The principles culled out from the 1962 judgement show that a citizen has a right to criticize or comment upon the measures undertaken by the government and its functionaries, so long as he does not incite people to violence against the government established by law or with the intention of creating public disorder...
And that it is only when the words or expressions have pernicious tendency or intention of creating public disorder or disturbance of law and order that Sections 124A (sedition) and 505 (public mischief) of the IPC3 must step in, said the 117-page judgement.
The top court, however, declined the prayer of Dua that no FIR should be registered against any media personnel with 10 years' experience unless cleared by a committee, saying, any relief granted in terms of second prayer would certainly, in our view, amount to encroachment upon the field reserved for the legislature.
Writing the verdict, Justice Lalit said the statements by Dua, if read in the light of the principles of the 1962 decision and against the backdrop of circumstances when they were made, can at best be termed as expression of disapprobation of actions of the Government and its functionaries so that prevailing situation could be addressed quickly and efficiently.
They were certainly not made with the intent to incite people or showed a tendency to create disorder or disturbance of public peace by resorting to violence. The petitioner was within the permissible limits laid down in the decision of this Court in the Kedar Nath Singh, it said.
The bench examined the statements of Dua on lockdown, availability of testing kits for COVID and woes of migrant workers and referred to its own earlier order to say that the journalist did not commit any criminal offence.
The situation was definitely alarming around 30.03.2020 and as a journalist if the petitioner showed some concern, could it be said that he committed offences as alleged, the bench said while quashing the FIR.
It is common knowledge that countries found themselves wanting in terms of infrastructure and facilities to cope up with the effects of the pandemic, it said, adding that considering the size of the population of this country, the testing facilities, at least in the initial stages, were not exactly adequate.
If in that light, the petitioner made any comments about testing facilities or PPE Suits, N-95 masks and masks of 3 ply, those comments in first two statements, cannot be anything other than appraisal of the situation then obtaining, it held.
The top court gave Dua the clean chit on the allegation that he gave incorrect information on movement of migrant workers and incited the general public.

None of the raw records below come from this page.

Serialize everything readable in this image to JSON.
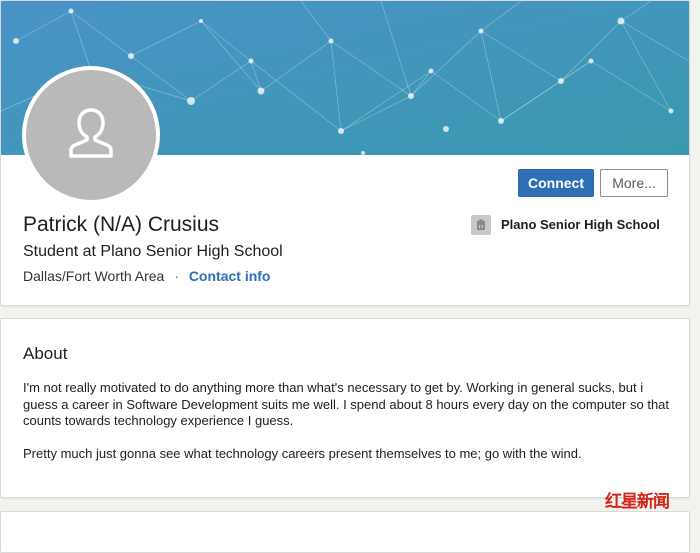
{
  "profile": {
    "name": "Patrick (N/A) Crusius",
    "headline": "Student at Plano Senior High School",
    "location": "Dallas/Fort Worth Area",
    "separator": "·",
    "contact_label": "Contact info",
    "school": "Plano Senior High School"
  },
  "actions": {
    "connect_label": "Connect",
    "more_label": "More..."
  },
  "about": {
    "title": "About",
    "paragraph1": "I'm not really motivated to do anything more than what's necessary to get by. Working in general sucks, but i guess a career in Software Development suits me well. I spend about 8 hours every day on the computer so that counts towards technology experience I guess.",
    "paragraph2": "Pretty much just gonna see what technology careers present themselves to me; go with the wind."
  },
  "watermark": "红星新闻",
  "colors": {
    "accent": "#2e6fb8",
    "banner": "#3f8fbf"
  },
  "icons": {
    "avatar": "person-silhouette-icon",
    "school": "school-building-icon"
  }
}
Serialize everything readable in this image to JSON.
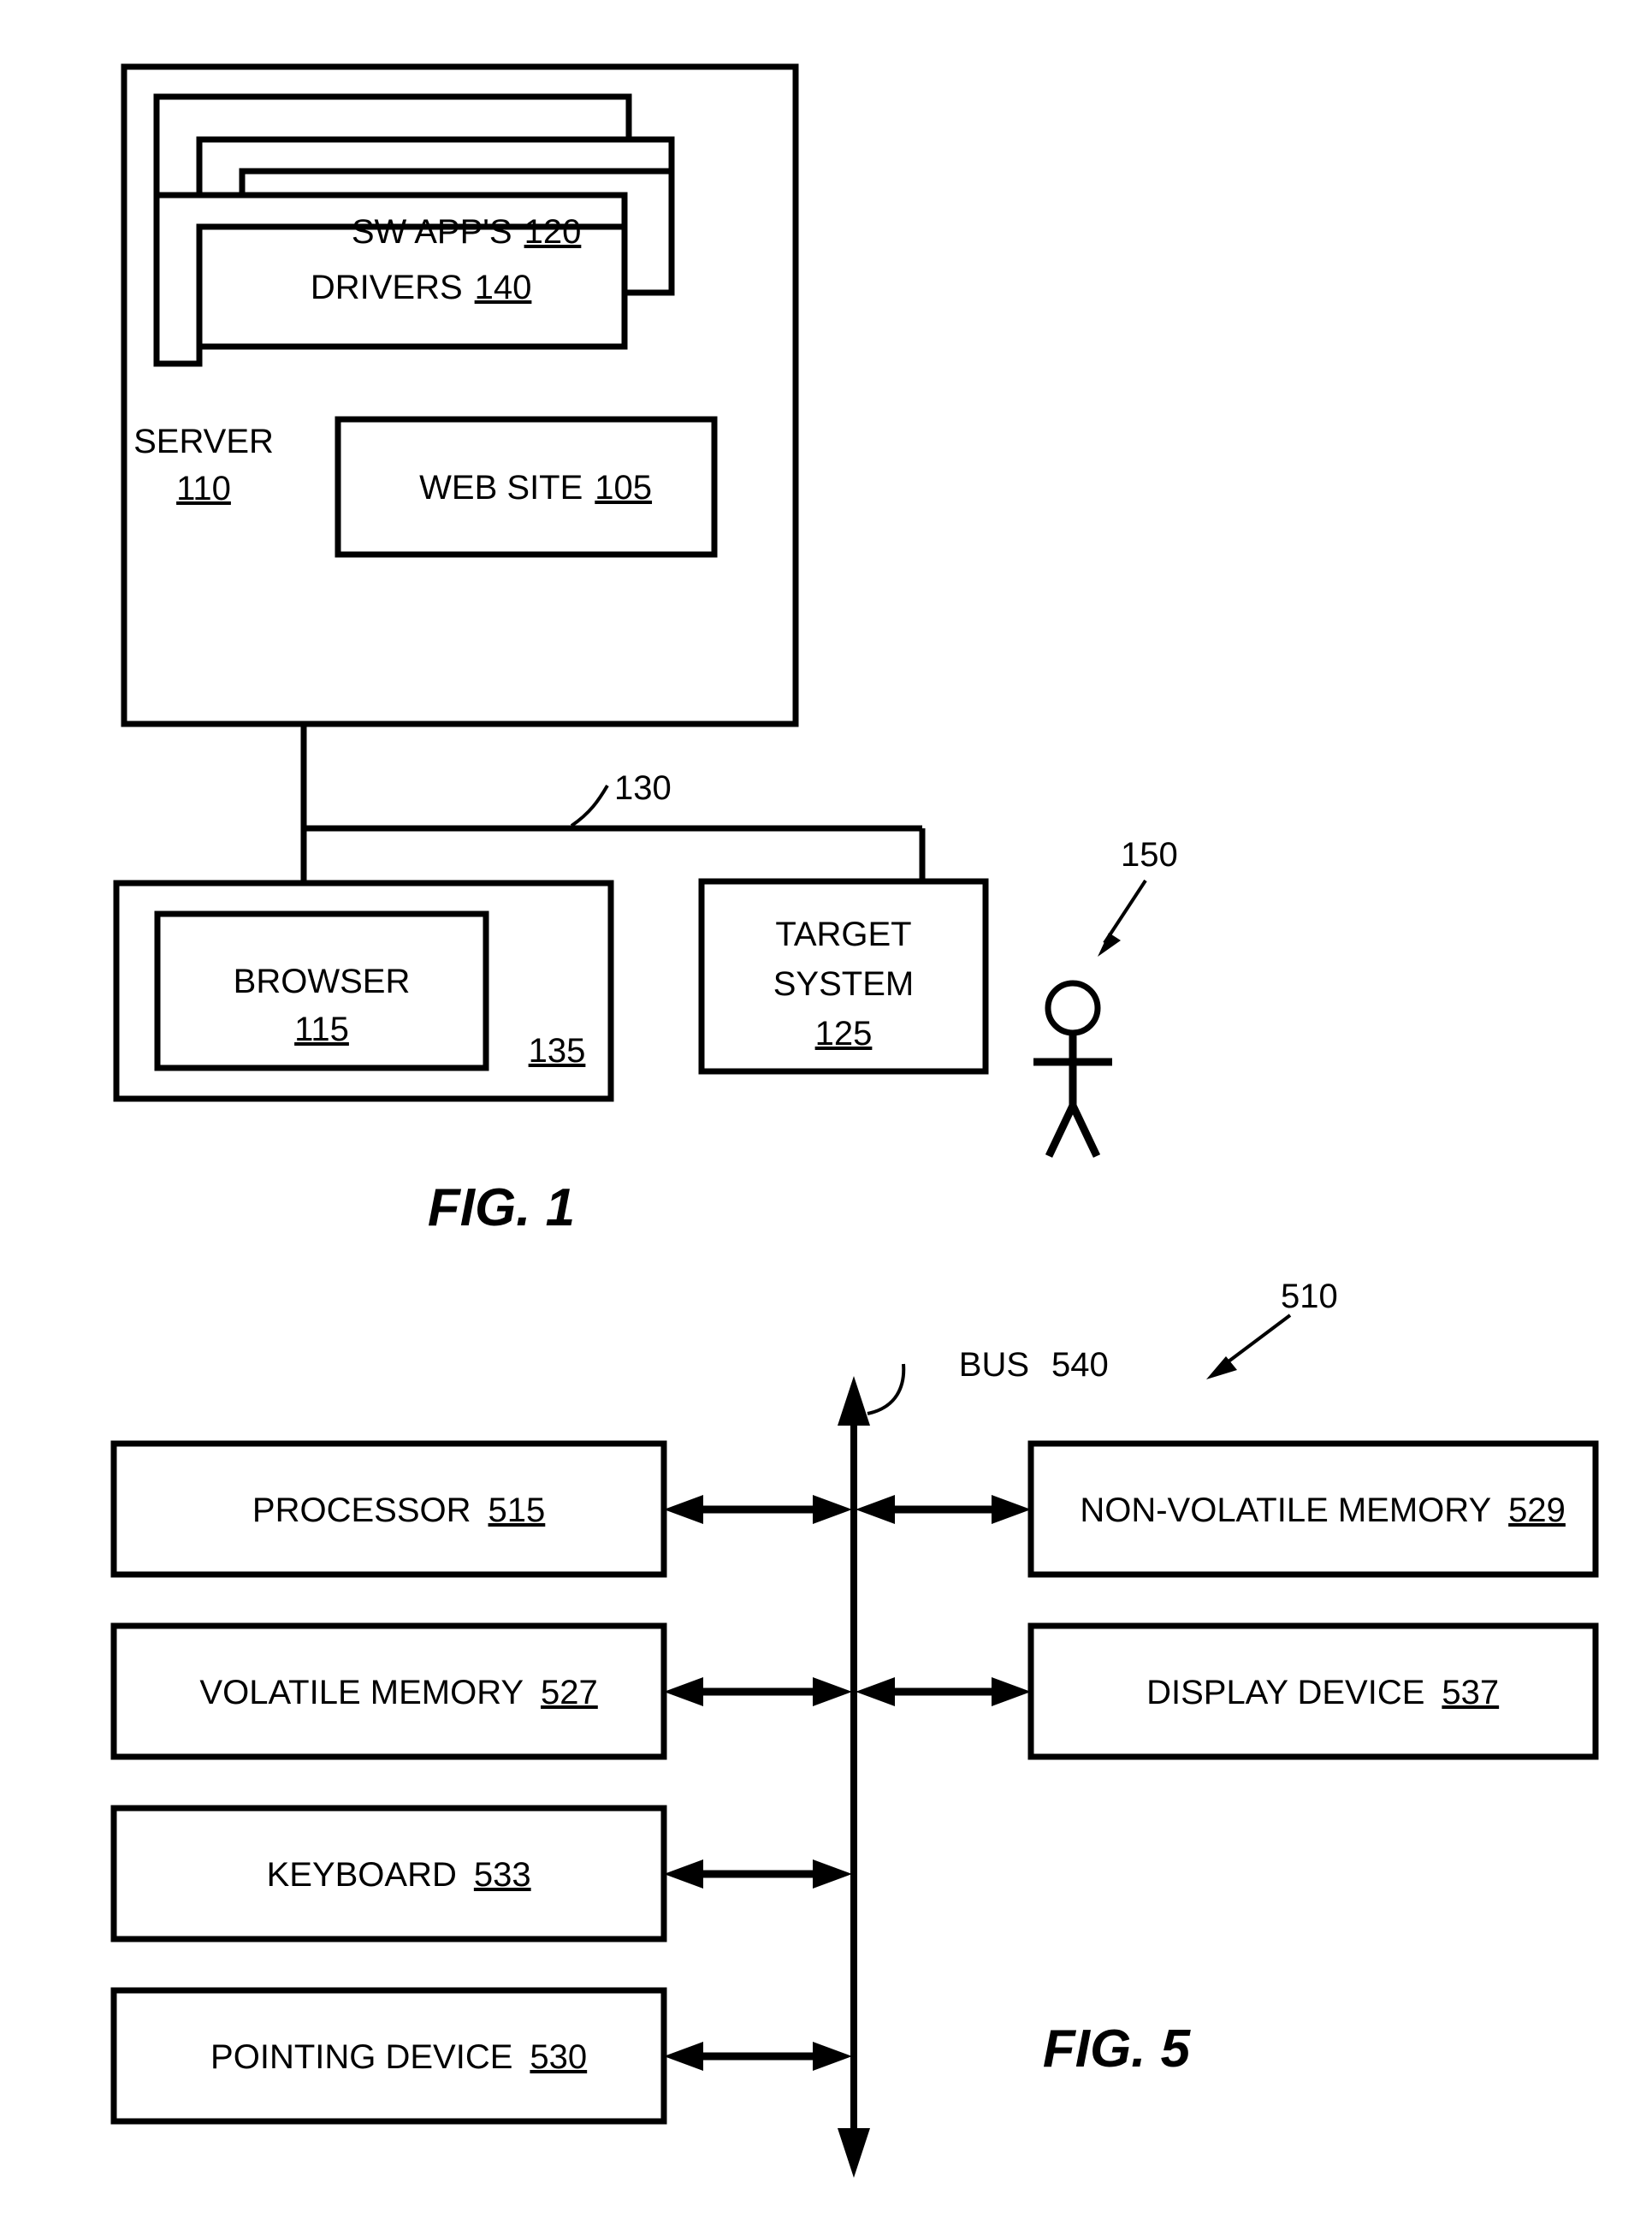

What was prevailing on 30.03.2020 was therefore clear and migrant workers in huge numbers were moving towards their home towns/villages. In the circumstances, there would naturally be some apprehension about the shelter and food to be provided to them en-route...
He would be within his rights to say that as a Journalist he was touching upon issues of great concern so that adequate attention could be bestowed to the prevailing problems. It cannot be said that the petitioner was spreading any false information or rumours.
The FIR against Dua alleged offences of sedition, public nuisance, printing defamatory materials and public mischief was lodged by BJP leader Shyam at Kumarsain police station in Shimla district on May 6 last year and the journalist was asked to join the probe.